Unable to care for loved ones themselves, each day residents of Pennsylvania make the difficult decision to move the family into nursing homes. When selecting a new home, it is not uncommon for people to visit and research many facilities. Even when these steps are taken it is possible that sub-par care can lead to injuries and death of residents.

While taking the time to research these facilities is definitely a good idea, it should not end there. Because mental and physical abuse can occur anywhere, it is important to remain vigilant regarding a loved one’s care even after they are moved in. In the next two posts, we will discuss signs that could indicate that there are problems such as nursing home neglect occurring.

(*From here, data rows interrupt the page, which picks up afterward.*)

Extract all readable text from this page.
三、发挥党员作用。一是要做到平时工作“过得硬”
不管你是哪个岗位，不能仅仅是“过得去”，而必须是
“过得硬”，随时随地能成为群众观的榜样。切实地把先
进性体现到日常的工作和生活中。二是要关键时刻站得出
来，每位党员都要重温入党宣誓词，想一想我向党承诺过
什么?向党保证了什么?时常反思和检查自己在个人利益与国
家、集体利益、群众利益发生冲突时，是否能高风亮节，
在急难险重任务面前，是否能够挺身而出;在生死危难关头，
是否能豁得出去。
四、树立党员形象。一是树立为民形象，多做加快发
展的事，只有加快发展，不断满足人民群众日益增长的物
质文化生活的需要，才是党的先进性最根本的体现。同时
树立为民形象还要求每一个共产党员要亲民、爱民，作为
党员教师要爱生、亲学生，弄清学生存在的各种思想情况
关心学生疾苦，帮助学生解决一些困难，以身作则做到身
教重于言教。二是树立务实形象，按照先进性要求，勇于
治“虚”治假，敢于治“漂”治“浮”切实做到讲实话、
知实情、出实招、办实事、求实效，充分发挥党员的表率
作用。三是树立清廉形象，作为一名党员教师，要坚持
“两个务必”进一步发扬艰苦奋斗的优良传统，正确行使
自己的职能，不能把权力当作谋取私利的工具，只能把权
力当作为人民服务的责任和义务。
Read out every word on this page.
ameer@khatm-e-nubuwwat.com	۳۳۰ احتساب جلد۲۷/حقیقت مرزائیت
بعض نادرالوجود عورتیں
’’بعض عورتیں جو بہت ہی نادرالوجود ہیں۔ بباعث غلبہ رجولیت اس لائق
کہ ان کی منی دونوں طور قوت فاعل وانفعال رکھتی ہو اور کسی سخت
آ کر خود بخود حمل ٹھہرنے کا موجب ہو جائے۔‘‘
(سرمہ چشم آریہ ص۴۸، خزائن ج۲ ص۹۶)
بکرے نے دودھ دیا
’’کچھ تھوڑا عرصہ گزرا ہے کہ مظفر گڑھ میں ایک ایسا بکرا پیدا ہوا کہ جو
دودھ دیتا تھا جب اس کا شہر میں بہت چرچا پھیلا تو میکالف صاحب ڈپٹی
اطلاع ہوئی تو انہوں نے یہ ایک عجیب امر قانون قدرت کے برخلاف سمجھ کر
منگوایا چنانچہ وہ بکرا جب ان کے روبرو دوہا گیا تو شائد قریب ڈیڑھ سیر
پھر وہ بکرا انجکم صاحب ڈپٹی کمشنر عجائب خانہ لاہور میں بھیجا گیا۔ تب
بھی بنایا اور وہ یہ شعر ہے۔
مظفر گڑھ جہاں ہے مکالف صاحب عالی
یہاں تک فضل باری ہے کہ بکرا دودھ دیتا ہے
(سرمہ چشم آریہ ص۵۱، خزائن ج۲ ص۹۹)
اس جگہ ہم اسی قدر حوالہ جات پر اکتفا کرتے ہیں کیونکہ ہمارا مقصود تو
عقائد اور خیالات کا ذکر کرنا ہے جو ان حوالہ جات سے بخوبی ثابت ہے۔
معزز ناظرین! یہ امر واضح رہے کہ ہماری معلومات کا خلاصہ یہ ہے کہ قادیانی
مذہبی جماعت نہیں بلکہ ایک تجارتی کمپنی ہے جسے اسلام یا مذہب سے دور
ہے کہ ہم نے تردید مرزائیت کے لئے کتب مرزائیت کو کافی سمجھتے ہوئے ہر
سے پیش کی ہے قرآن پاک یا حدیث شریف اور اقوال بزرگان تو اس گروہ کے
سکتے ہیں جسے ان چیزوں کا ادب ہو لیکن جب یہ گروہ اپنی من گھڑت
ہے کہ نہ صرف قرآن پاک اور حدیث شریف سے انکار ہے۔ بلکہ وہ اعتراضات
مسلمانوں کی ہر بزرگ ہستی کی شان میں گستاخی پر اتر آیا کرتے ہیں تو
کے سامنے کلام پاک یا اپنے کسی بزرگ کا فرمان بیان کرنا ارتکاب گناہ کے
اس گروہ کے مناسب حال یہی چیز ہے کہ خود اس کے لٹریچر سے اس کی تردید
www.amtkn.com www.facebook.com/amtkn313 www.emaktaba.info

Perhaps not surprisingly, many of the things to watch for involve nursing home staff. For example, when questions about a loved one’s care and medical condition are posed, nursing home staff should not try to avoid answering the queries. Even if they do not immediately have an answer, a willingness to look into the matter should be displayed.

There should be enough facility employees around and available to answer the questions posed. In addition, the staff should generally have a good disposition and regularly interact with residents. Along the same lines, a rapid or seemingly regular turnover in facility caregivers is also a red flag. In addition to signaling possible issues with the facility, it also deprives residents of the opportunity to create and maintain relationships with their caregivers. It should particularly be noted if a loved one has issues with a specific caregiver. This may not be displayed verbally. Body language could be indicating an issue.